Diabetic ketoacidosis results from insulin deficiency, increased lipolysis, and decreased activity of the lipoprotein lipase enzyme in the capillary endothelial cells of the adipose tissue. As a consequence, elevate circulating triglycerides can generate a higher concentration of FFA which contributes to pancreatic cell injury triggering AP [8]. It is important to consider that abdominal pain is common in severe DKA and serum amylase and lipase may show false-normal values in hyperlipemic serum or increased levels in 16%-25% of DKA patients without AP involvement [5,15]. Thus, physicians have to suspect AP in the presence of lactescent serum and persisting abdominal pain confirming the pancreatic damage with radiological images [16]. On admission, our patient presented many risk factors such as obesity, familiar hypertriglyceridemia, sedentary lifestyle, and excessive sugar-sweetened soft drinks daily intake.
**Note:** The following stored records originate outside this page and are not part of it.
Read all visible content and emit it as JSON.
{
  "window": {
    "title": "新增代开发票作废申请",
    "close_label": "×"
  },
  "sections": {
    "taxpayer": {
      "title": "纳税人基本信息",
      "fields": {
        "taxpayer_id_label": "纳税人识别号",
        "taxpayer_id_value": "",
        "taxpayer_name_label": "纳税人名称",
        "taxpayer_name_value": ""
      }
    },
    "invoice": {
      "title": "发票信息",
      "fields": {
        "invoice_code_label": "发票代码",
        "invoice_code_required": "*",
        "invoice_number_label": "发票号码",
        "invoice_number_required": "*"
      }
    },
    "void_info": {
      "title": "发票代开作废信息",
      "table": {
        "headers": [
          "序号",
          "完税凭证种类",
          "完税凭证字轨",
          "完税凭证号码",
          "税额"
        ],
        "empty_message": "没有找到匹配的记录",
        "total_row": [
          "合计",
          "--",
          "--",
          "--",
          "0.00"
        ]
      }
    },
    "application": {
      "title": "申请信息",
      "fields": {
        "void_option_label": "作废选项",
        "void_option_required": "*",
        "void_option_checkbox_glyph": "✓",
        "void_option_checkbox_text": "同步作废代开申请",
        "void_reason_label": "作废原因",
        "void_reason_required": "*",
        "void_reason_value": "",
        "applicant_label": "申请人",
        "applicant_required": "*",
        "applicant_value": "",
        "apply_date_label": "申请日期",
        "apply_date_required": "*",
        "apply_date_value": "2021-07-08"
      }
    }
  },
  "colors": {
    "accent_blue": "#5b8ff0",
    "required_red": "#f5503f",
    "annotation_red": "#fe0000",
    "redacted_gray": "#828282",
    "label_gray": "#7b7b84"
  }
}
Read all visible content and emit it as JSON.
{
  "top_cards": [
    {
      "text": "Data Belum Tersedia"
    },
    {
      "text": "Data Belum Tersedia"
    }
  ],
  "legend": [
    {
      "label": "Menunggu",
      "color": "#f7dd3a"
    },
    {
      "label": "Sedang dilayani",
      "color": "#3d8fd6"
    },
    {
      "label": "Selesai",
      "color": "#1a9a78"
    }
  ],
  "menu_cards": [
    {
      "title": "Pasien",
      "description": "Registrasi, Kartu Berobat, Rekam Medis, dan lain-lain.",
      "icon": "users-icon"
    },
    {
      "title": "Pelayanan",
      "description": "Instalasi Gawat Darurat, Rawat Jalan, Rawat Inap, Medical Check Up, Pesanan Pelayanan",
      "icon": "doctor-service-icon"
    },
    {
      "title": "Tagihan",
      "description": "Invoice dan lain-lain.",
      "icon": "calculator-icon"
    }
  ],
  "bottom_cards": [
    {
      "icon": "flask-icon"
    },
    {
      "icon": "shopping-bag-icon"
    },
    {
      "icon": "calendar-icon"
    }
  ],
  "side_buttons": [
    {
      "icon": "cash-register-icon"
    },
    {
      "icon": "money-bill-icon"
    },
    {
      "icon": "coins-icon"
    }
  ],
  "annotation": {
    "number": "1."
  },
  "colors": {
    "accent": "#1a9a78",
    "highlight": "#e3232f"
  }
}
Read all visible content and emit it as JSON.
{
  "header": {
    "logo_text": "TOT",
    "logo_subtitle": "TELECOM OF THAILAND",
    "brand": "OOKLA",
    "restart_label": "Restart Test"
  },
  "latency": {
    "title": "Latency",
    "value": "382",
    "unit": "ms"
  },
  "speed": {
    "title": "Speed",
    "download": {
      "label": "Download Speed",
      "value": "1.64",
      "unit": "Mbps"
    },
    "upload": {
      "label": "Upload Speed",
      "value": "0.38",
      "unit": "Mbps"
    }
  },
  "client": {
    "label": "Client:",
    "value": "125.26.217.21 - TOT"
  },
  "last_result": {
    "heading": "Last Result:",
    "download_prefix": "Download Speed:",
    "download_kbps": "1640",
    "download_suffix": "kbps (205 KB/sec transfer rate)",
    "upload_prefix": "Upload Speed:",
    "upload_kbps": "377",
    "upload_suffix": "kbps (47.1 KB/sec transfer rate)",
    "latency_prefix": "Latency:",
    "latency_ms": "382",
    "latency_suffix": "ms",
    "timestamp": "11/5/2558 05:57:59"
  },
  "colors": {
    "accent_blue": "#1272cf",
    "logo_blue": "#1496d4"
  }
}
Classical triad of DKA-HTG-AP was confirmed, a rare evidence described with 11% prevalence in overall AP patients, unfortunately associated with higher rate of inpatient mortality, multiorgan failure, parental nutrition requirement, hospital charges, and longer hospital length of stay [17]. Moreover, the association of negative autoimmune markers and good β-cell function assigned a 54% probability of developing ketones in our patient [3]. Thus, prevention of the next episode, once HTG-induced AP episode has been resolved, is mandatory [18]. In recent years, the role of soft drinks consumption in glucose dysregulation has emerged in the Asiatic population with evidence of pancreatic β cells dysfunction correlated with prediabetes, DM, and DKA (soft drink ketosis) [6,10-13,19]. Tanaka et al. have suggested that a polymorphism in the β-3-adrenergic receptor gene (Ttrp64 homozygosis), involved in lipolysis, would be strictly associated with soft drink ketosis [11]. Currently, no evidence between soft drink ketosis and Caucasian patients has been found.

Conclusions

We reported the case of a Caucasian obese patient with two uncommon characteristics such as a rare triad of DKA-HTG-AP and soft drinks abuse, a metabolic condition more typical in patients from Asia compared to Western countries origin. Thus, physicians have to discourage soft drinks abuse in patients presenting with DM risk factors or diagnosis. Lifestyle changes consisting of dietary modifications and physical activity, beyond drug therapy, are the key behind successful management of DM and hyperlipidemia.